A single mother is discharged from hospital with a newborn baby. She decides to abandon the child and writes a note begging whoever finds him to love and care for him. Our beloved little tramp is the one who finds him and reluctantly takes on the responsibility.

Five years later, they’re a lovable pair of partners in petty crime, until a series of unexpected and sad events changes their lives forever.

8. Nosferatu by F. W. Murnau (1922, Weimar Republic)
10 of the Most Influential Movies Ever

One of the first ever vampire films and the first “Dracula” cinematographic adaption ever.

Perhaps one of the greatest horror films of all time, it shows Expressionism in all its glory through cinema. Lacking the rights to the Bram Stoker novel, Murnau changed the title and the characters’ names. Nevertheless, Stoker’s estate sued and won.

All copies of the film were ordered to be destroyed; however, one copy survived and was then copied and bootlegged all over the world. 

9. Psycho, by Alfred Hitchcock (1960, USA)
10 of the Most Influential Movies Ever

This has been touted as the first American modern film. It was enormously groundbreaking in its depiction of violence, sexuality, and the points where they meet and intersect in mainstream entertainment.

Marion crane steals money from one of her boss’ associates, and as she’s trying to escape, she ends up in the Bates Motel, where there are 12 rooms and 12 vacancies. She’s tended to by Norman Bates, the son of the owner, Mrs. Bates. She goes for a shower and then, well, we all know what happened next.

This is now considered to be the perfect slasher film, and it’s one that forever changed and reshaped cinema, especially horror movies.

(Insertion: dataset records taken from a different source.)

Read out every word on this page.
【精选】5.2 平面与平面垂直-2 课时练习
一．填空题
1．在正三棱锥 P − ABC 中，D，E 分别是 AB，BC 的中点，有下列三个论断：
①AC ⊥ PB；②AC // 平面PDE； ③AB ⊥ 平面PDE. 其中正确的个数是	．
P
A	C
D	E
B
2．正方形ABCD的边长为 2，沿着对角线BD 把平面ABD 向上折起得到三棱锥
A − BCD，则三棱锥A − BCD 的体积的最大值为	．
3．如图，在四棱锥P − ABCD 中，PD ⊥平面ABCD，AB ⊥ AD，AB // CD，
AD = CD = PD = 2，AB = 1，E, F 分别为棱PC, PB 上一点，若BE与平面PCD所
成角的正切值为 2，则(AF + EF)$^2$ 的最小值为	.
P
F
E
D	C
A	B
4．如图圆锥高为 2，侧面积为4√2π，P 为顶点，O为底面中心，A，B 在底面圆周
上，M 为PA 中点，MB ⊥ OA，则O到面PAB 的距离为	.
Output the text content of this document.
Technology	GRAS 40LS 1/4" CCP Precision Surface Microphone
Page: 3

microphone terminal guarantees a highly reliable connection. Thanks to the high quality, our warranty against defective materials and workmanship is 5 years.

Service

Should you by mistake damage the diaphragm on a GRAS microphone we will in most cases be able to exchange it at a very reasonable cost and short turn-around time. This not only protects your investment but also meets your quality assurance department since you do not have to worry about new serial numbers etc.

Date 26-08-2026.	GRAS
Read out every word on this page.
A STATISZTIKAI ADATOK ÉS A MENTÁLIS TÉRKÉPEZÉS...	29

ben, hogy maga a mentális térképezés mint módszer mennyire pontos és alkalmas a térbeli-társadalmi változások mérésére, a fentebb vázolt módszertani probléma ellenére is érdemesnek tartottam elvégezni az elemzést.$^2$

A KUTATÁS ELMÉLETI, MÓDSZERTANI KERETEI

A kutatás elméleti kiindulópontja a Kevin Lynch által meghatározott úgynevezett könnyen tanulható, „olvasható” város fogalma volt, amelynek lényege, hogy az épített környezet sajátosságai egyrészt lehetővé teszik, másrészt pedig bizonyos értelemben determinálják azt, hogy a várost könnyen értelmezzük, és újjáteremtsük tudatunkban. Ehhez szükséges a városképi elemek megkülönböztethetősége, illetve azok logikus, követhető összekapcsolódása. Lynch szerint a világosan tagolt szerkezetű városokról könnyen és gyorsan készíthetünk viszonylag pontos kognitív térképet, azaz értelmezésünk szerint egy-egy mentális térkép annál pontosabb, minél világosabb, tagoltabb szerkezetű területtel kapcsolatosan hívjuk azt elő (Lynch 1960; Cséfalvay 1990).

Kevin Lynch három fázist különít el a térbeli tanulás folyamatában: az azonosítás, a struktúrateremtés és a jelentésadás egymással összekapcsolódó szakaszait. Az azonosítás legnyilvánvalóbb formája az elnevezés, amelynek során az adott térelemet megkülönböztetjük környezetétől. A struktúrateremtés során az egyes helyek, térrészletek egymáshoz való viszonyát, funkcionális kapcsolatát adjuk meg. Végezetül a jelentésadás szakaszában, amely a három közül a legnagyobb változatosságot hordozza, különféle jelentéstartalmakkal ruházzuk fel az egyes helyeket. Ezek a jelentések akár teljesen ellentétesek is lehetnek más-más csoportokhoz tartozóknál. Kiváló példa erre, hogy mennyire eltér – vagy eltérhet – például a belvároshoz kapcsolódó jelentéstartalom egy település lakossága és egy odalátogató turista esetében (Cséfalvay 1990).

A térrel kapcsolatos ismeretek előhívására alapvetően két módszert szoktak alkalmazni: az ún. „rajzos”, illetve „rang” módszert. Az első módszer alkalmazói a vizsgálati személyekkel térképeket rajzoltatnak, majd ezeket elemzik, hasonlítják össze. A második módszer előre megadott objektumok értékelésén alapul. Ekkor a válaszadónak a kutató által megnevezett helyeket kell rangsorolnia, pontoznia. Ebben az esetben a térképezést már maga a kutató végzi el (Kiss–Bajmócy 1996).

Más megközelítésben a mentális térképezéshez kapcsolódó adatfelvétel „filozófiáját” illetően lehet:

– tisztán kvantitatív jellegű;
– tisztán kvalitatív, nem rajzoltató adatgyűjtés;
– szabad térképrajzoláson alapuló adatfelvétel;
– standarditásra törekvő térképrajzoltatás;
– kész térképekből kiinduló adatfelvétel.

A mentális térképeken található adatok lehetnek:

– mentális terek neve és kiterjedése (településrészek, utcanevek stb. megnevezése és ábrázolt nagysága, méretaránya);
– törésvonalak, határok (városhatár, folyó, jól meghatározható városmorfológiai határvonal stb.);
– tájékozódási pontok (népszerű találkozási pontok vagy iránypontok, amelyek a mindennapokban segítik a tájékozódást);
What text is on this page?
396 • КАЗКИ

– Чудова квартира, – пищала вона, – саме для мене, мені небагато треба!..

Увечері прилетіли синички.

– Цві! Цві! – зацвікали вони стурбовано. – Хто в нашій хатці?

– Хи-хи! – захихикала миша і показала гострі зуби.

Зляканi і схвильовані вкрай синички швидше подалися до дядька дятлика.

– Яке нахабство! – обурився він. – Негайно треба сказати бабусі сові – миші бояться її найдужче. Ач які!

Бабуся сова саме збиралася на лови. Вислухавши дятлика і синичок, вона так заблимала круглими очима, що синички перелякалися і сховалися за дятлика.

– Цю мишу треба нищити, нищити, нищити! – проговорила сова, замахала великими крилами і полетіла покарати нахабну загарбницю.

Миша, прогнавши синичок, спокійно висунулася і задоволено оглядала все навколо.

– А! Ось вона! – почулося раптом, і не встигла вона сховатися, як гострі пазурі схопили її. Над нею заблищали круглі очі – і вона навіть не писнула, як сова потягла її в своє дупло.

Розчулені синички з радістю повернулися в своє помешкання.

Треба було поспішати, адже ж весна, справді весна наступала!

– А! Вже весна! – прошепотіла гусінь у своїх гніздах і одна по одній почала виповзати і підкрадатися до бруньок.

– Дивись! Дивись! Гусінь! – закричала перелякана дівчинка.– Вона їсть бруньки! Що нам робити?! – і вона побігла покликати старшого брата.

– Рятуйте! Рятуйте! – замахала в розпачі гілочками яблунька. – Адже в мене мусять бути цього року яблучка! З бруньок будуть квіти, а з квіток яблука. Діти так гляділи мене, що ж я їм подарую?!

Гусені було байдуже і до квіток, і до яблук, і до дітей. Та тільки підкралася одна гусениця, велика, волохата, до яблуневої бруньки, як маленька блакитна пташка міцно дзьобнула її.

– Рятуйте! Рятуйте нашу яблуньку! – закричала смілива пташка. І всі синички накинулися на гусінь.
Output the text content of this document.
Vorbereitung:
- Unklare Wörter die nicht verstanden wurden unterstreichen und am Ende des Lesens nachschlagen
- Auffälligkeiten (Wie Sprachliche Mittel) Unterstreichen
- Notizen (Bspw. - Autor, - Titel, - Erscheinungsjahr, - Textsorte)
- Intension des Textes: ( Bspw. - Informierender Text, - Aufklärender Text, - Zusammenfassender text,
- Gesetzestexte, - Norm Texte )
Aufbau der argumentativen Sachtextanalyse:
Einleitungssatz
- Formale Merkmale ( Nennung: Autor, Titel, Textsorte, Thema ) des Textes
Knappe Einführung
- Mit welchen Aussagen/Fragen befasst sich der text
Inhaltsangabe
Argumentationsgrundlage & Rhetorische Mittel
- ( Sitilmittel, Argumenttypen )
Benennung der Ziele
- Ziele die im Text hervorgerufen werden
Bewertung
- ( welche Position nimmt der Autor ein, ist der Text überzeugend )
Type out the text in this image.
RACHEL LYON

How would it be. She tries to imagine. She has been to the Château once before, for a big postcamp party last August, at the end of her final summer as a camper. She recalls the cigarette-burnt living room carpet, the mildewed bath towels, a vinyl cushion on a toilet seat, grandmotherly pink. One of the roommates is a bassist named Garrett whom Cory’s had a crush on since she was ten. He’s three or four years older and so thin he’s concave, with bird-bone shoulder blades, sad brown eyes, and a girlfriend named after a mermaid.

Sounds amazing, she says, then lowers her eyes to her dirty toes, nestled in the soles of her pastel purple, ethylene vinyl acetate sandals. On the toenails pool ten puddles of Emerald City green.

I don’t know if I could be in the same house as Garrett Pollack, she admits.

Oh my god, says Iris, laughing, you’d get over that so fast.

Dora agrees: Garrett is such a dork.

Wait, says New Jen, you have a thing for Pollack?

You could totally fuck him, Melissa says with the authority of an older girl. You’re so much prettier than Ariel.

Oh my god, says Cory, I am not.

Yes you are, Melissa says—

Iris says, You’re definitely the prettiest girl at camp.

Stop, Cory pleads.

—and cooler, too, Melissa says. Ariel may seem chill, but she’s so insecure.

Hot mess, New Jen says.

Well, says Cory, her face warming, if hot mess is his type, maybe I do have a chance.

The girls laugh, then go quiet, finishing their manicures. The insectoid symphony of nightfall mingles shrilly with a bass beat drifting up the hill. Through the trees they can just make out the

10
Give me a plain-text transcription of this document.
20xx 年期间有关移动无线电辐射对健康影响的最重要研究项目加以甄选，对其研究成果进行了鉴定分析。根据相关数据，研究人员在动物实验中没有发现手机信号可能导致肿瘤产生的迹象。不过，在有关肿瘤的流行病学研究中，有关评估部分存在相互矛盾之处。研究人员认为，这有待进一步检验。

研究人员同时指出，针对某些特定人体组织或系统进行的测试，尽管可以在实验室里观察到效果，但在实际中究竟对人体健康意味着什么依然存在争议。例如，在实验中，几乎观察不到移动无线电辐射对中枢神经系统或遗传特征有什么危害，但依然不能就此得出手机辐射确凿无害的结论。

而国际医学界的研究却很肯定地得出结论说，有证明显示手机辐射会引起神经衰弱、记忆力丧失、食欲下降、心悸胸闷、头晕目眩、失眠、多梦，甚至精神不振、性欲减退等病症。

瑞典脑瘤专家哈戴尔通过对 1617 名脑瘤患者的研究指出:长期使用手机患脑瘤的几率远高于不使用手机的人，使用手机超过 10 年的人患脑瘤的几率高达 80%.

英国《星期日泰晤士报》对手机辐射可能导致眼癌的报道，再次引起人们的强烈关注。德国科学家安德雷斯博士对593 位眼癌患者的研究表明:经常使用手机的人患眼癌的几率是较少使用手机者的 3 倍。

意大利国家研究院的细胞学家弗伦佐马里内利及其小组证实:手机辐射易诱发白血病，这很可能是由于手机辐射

10. Seven Samurai by Akira Kurosawa (1954, Japan)
10 of the Most Influential Movies Ever

This was one of the first action movies as we know them today, and it’s an epic adventure drama about loyalty, bravery, trust, honor, and teamwork.

A group of poor villagers hire the seven samurai to help and protect them against some thieves who terrorize them and steal their crops. Astonishing from the very first frame to the last, this epic leaves viewers speechless time and time again.